Castle Trail, Mt. Jefferson
I was on the road by 6:00AM, headed to the Castle Trail in Randolph, NH. The weather report was hot and muggy with a cold front moving in bringing potent, scattered thunderstorms. My best case plan was to make it up the Castle Trail, over the Castles, to the summit of Mt. Jefferson and back an undetermined route before really bad weather set in. As I drove through Gorham, NH toward Randolph, I could see a wall of black to the west hugging the slopes of the Northern Presidentials. I drove by the Appalachia parking area on route 2 seeing that it was packed to overflowing. Cars were parking on the edge of the highway. Not a good sign if you want solitude. I drove approximately 3 mile further to the Castle Trail parking lot on the left of route 2. I was the only one there. The sky looked ominous so I checked my cell phone for signal… none… I drove back toward Gorham until I had decent cell reception and checked the weather forecast at the Mt. Washington Observatory. Forecast was gusty winds, strong thunderstorms, possible hail. Increased chances as the day progressed. I decided that I would hike until the weather turned. My primary goal wasn’t to reach any peak today. I just wanted some exercise and solitude.
The Castle Trail
The trail begins on an old railroad bed, now snowmobile trail. Watch for signs as there is private property close by. It crosses under power transmission lines shortly where you can begin to hear the Israel River. I was surprised how much water was flowing considering how dry it had been this summer. Once across the ‘river’ (really a good sized brook), the trail parallels the river, meandering toward and away from it. This section is steadily uphill, but gradual and the trail bed is smooth. At 1.3 miles the Israel Ridge Trail diverges to the left while the Castle Trail heads straight on. For the next mile, the trail gets continuously steeper as it turns into a continuous stairway climb. Once above this first steep section, the trail smooths out and meanders for 1/2 mile, steadily uphill, along a wooded ridge. Along this section I began to get one of my symptoms that indicates a migraine coming on. In this case I was getting tunnel vision in my left eye. I came upon a tee intersection and had a decision to make. Continue on, turn around, or take a side trail. BTW, just before this intersection is a spot that looks like it could be used as a tent site in a pinch. Rooty, but flat. Looking at my map I could see that I was at the intersection with the Link Trails, just below the first Castle. Fog was settling in. It was getting breezy. I might have a full blown migraine in an hour or so. I decided that I would go left on the Link (the Fink) down into Castle Ravine (if you go right on the Link toward the Caps Ridge Trail, it’s called the Dink).

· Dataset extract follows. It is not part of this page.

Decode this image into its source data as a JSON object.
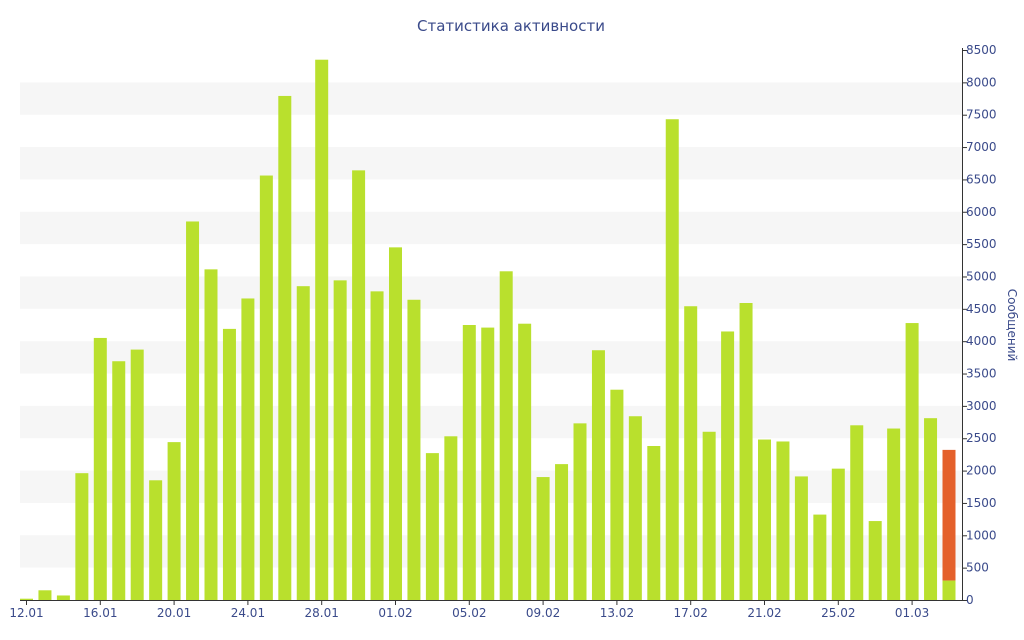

Immediately after going left at the Link intersection, the trail becomes narrow and STEEP (down). The trail is maintained well, but did not look like it received much traffic. As such there was a lot of moss and slippery spots. Pay attention if going down this trail! In about 1/2 mile the Link hits the bottom of the ravine and intersects with the Castle Ravine Trail. Just before the intersection are two or three great spots to set up camp. SIDE NOTE ON CAMPING: This area is within the White Mountain National Forest and as such you are not permitted to camp within 200′ of trails and streams. I turned left at the intersection and headed downstream. I quickly came upon another camping spot right next to Castle Brook. Beautiful spot where I took the below picture:
Shortly downstream I came upon yet another camp site where I took this picture:
The Link Trail picks up again to the right and parallels the side of a ridge a bit under a mile, where it intersects with the Israel Ridge Trail and Cascade Ravine. Upstream and downstream from this intersection are the First and Second Cascades. I didn’t stop for pictures today as the sun had come out during my hike and would have created too many hot spots. Below are pictures from the last time I was at this spot:
I stayed on the Israel Ridge Trail paralleling Cascade Brook for about a mile where I once again came upon the intersection with the Castle Trail. On my was back to the parking lot I was enjoying the seclusion. Not more than 3 miles from one of the most visited areas in the White Mountains and I had not seen a single person all morning. No sooner did this thought pass through my mind when I met a group of four twenty somethings heading up the mountain. Still not bad. Back to the parking lot by 12:30 PM. Great morning hike!